“Scarlett O'Hara was not beautiful, but men seldom realized it when caught by her charm…” That's the first line of Margaret Mitchell's novel, Gone with the Wind, and it applied to Margaret Sullavan. Born in Norfolk, VA, she was the Southern belle who captivated some of Hollywood's hottest men.
She was Henry Fonda's first love. They married when very young and working together in a theatrical troupe. After two months, she dumped him for a producer who could help her career. In his autobiography, Fonda wrote of standing in the rain, looking up at the producer's apartment window and seeing his bride there. He forgave her, and almost remarried her ... but she wouldn't have him.
Then she married William Wyler. He's the legendary director who gave us Oscar winners including Jezebel, Wuthering Heights, The Best Years of Our Lives and Funny Girl. He was enthralled but she was done after two years.
Leland Hayward was involved with Katharine Hepburn when Sullavan entered his life. Hayward was Fonda's friend and manager and once he met Margaret, he couldn't resist her. They married when she found she pregnant. 20 years later, their actress/model daughter Brooke Hayward found herself alone with Hepburn, who looked her up and down and apparently still had a hard time accepting this real-live evidence of Hayward's infidelity.

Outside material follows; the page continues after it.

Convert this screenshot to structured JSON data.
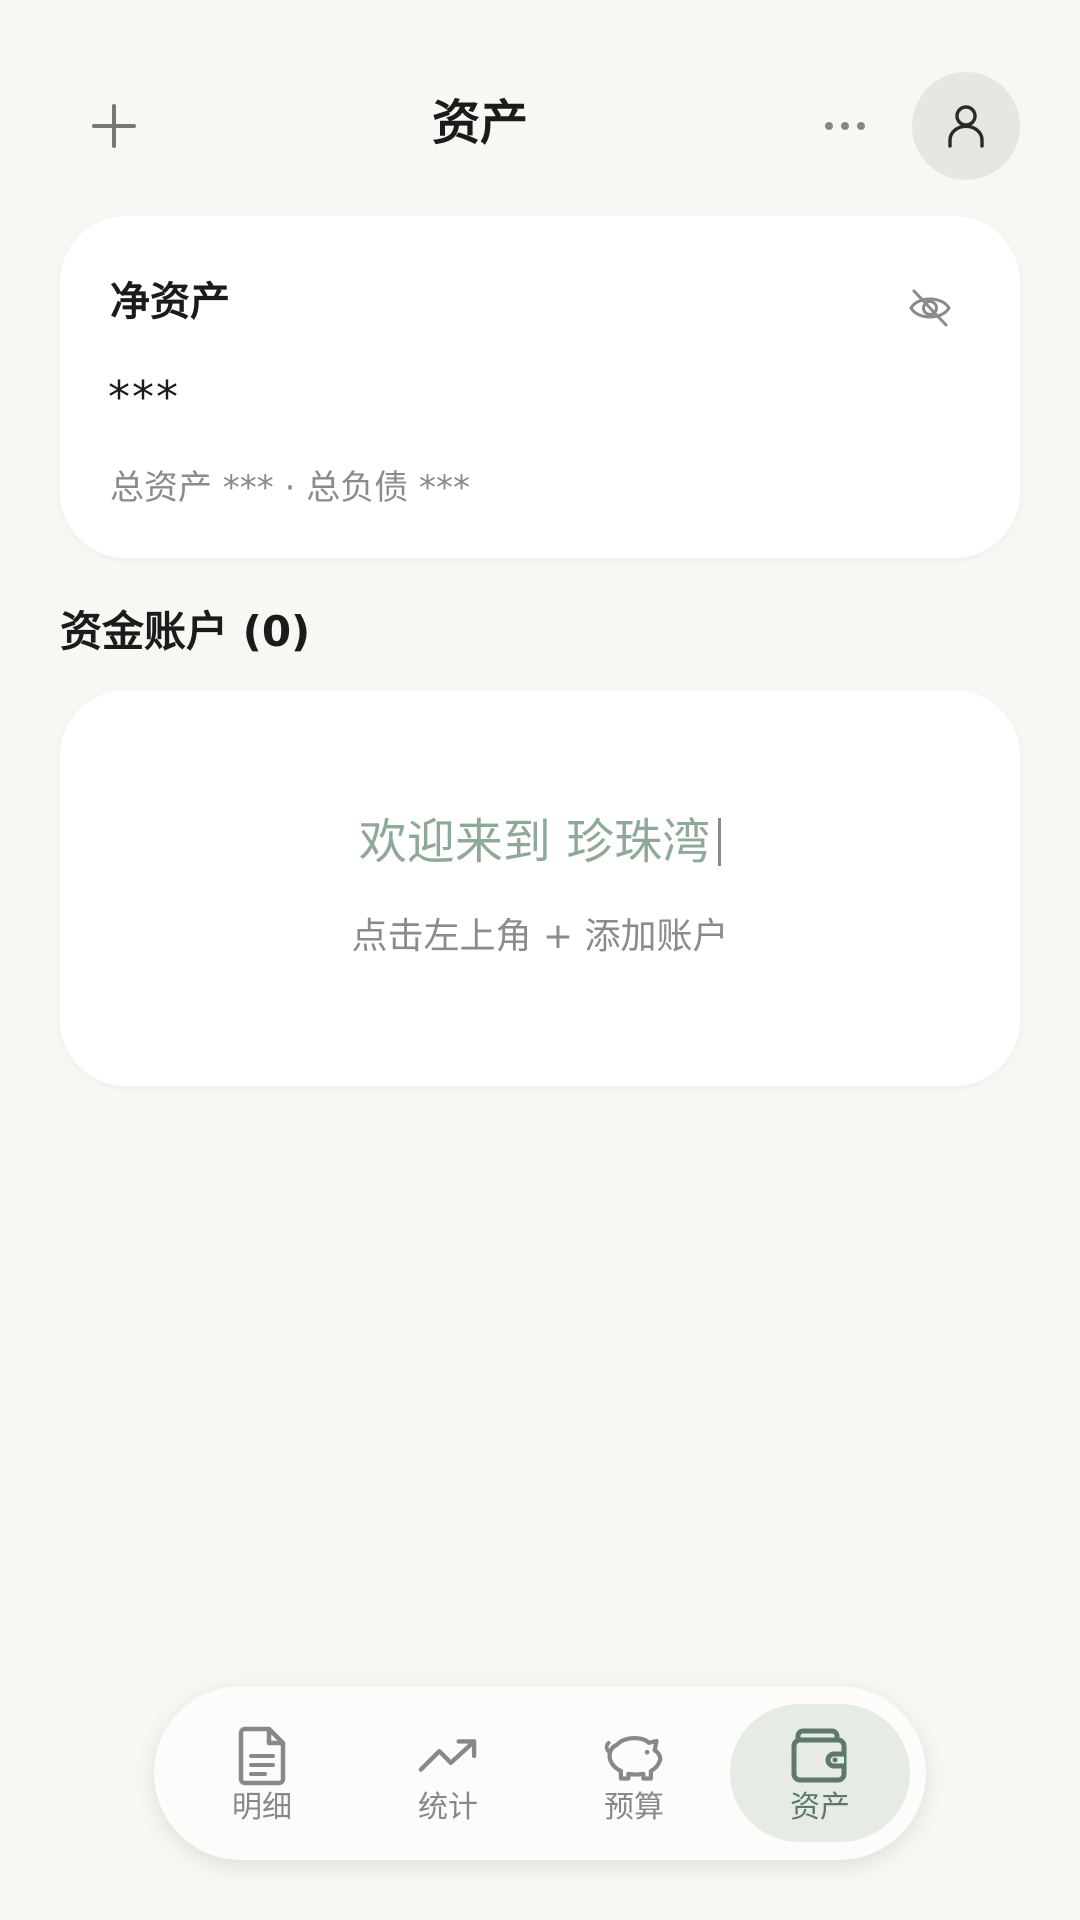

She's on my mind because I watched her today in The Shining Hour. She played the plain girl whose husband is falling for the superglam Joan Crawford. I have no doubt, though, that off screen Maggie could steal any of Crawford's men. Her forehead is too big and round and her nose is too sharp; she's short and her legs aren't great ... and yet in real life, every man she ever wanted fell in love with her!